Not everyone will like you…

So I have a problem. I hate when people don’t like me and i try to appease people. I made a promise to try to be more direct a few weeks ago but didn’t keep it. I let things simmer and I tried to appease people. I ended up getting into a fight with my business partner, who I completely respect and love as a result of feedback from someone who has made it clear they don’t like me. Now, you won’t find a single person in the community that I have screwed. You seriously won’t. If you do, please publicly come out with it and I’ll take full responsibility for it. But still people don’t like me. Sure, I’m brash and out there and enjoy sparking debate and controversy but that’s community folks. Discussion, debate and dissension.

So a friend of mine didn’t know of this stressful occurrence and sent me an email that I thought was very important.

“You got people in this world who will do anything for you because your a
great friend like myself. You should start to focus on the people who look
out for you rather than the people who spite you. I know things were
difficult when you broke up with your girl and that stuff hurts man but
you are a very successful guy and people genuinely love working with you.
When you have 95% of the population that likes what you do and appreciates
and another 5% who doesnt. Are you going to focus on the 5% or the 95%?

Steve”

So that’s what I learned today.

PS. If you’re in the 95%, I’ll be happy to buy you a cup of coffee and get together. If you’re not, then good luck to you Sir but don’t drag me into your life please.

I Support Nate

Hey everyone,

So I’d like to announce my public support officially for Nate. I sat down with him the other day and we talked for a bit. I think he cares about the community and will try to make it better. We disagree on a lot of things but I hope to work with him going into the future. Only together can we all make the community stronger.

Apply to blog on Bootstrapper…

So I’m hosting a contest for the next blogger on Bootstrapper. If you’d like to blog on here - email me a sample article - rich at bootstrapper.com and my editorial team will choose one new person to add to our team of volunteer bloggers.

Call me on my bullshit - on me !

Hey everyone,

I’d like to share my attitude towards people. So I’m a bit of a polarizing figure and I suppose I bring it on myself. I like controversy as it breeds discussion, excitement and interactivity. Along the way though, I run into people who don’t like me, sometimes even despise me. My attitude towards people who don’t like me is this … well first let me take a step back and say I really can’t stand when people don’t like me, call me self-conscious but i really like people to like me…back to the topic at hand….

If you want to criticize me, please go right ahead and do so, however I ask that you do it in person so I can learn from it - in fact, I’ll even buy you lunch.

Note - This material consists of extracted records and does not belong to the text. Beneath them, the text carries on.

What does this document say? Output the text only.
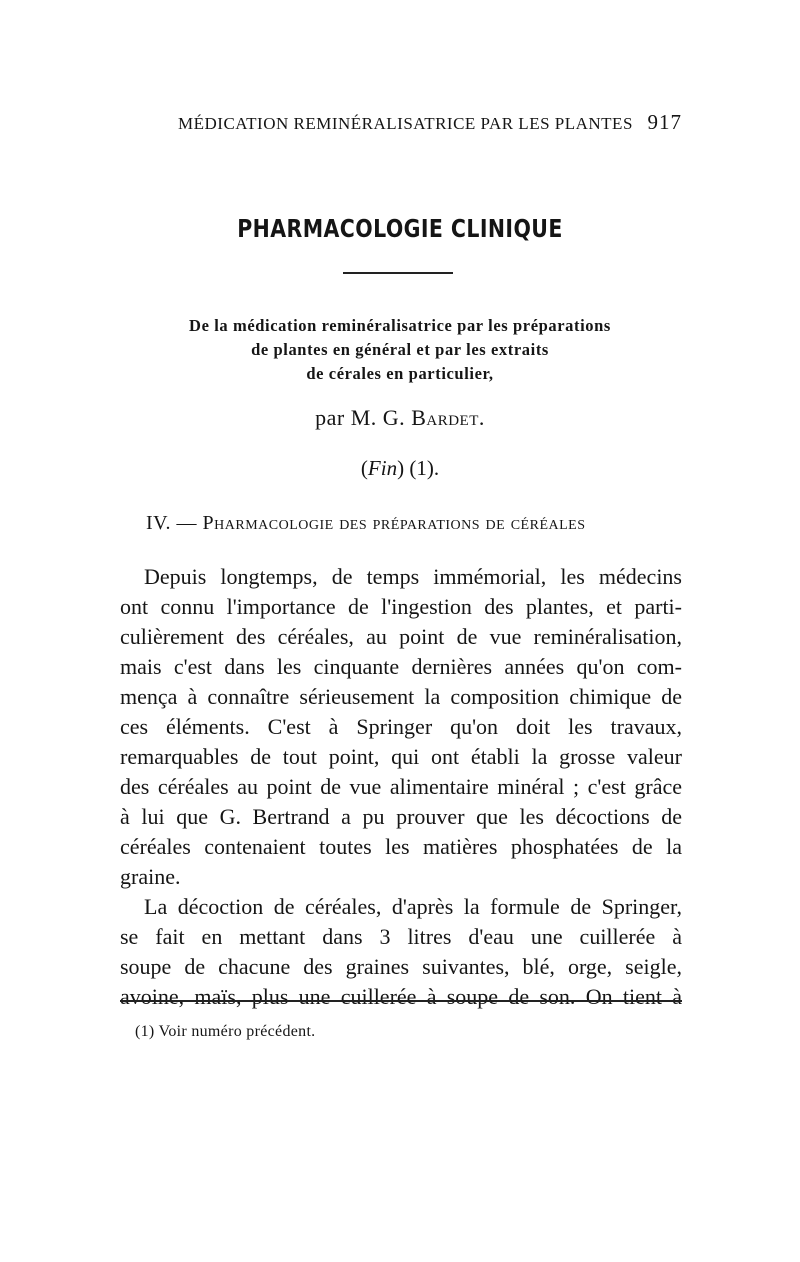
MÉDICATION REMINÉRALISATRICE PAR LES PLANTES 917
PHARMACOLOGIE CLINIQUE
De la médication reminéralisatrice par les préparations
de plantes en général et par les extraits
de cérales en particulier,
par M. G. Bardet.
(Fin) (1).
IV. — Pharmacologie des préparations de céréales
Depuis longtemps, de temps immémorial, les médecins
ont connu l'importance de l'ingestion des plantes, et parti-
culièrement des céréales, au point de vue reminéralisation,
mais c'est dans les cinquante dernières années qu'on com-
mença à connaître sérieusement la composition chimique de
ces éléments. C'est à Springer qu'on doit les travaux,
remarquables de tout point, qui ont établi la grosse valeur
des céréales au point de vue alimentaire minéral ; c'est grâce
à lui que G. Bertrand a pu prouver que les décoctions de
céréales contenaient toutes les matières phosphatées de la
graine.
La décoction de céréales, d'après la formule de Springer,
se fait en mettant dans 3 litres d'eau une cuillerée à
soupe de chacune des graines suivantes, blé, orge, seigle,
avoine, maïs, plus une cuillerée à soupe de son. On tient à
(1) Voir numéro précédent.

That’s right, people who want to do nothing but call me an asshole, I will lunch for, or perhaps a drink or coffee or even a nice dinner. Secondly, I invite you to blog on Bootstrapper and call me out on my own forum.

Why do I do this? Well, my premise is that if people actually get to know me, they usually see what I’m about and like me. Sure, I’m rough (very) around the edges and often need to be interpreted but I always try and it’s fun to help people so I think (Hope) that’s the way I come off in person.

It’s very easy to criticize from a bully pulpit but that doesn’t do anything but encourage hatred vs. an in person discussion.

In my nearly a decade as an entrepreneur, I’ve had 3 primary legal scuffles. Two of them the people on the other side I became friends with after. You never know whose on the other side of the table or the rationale until you sit down and talk it out.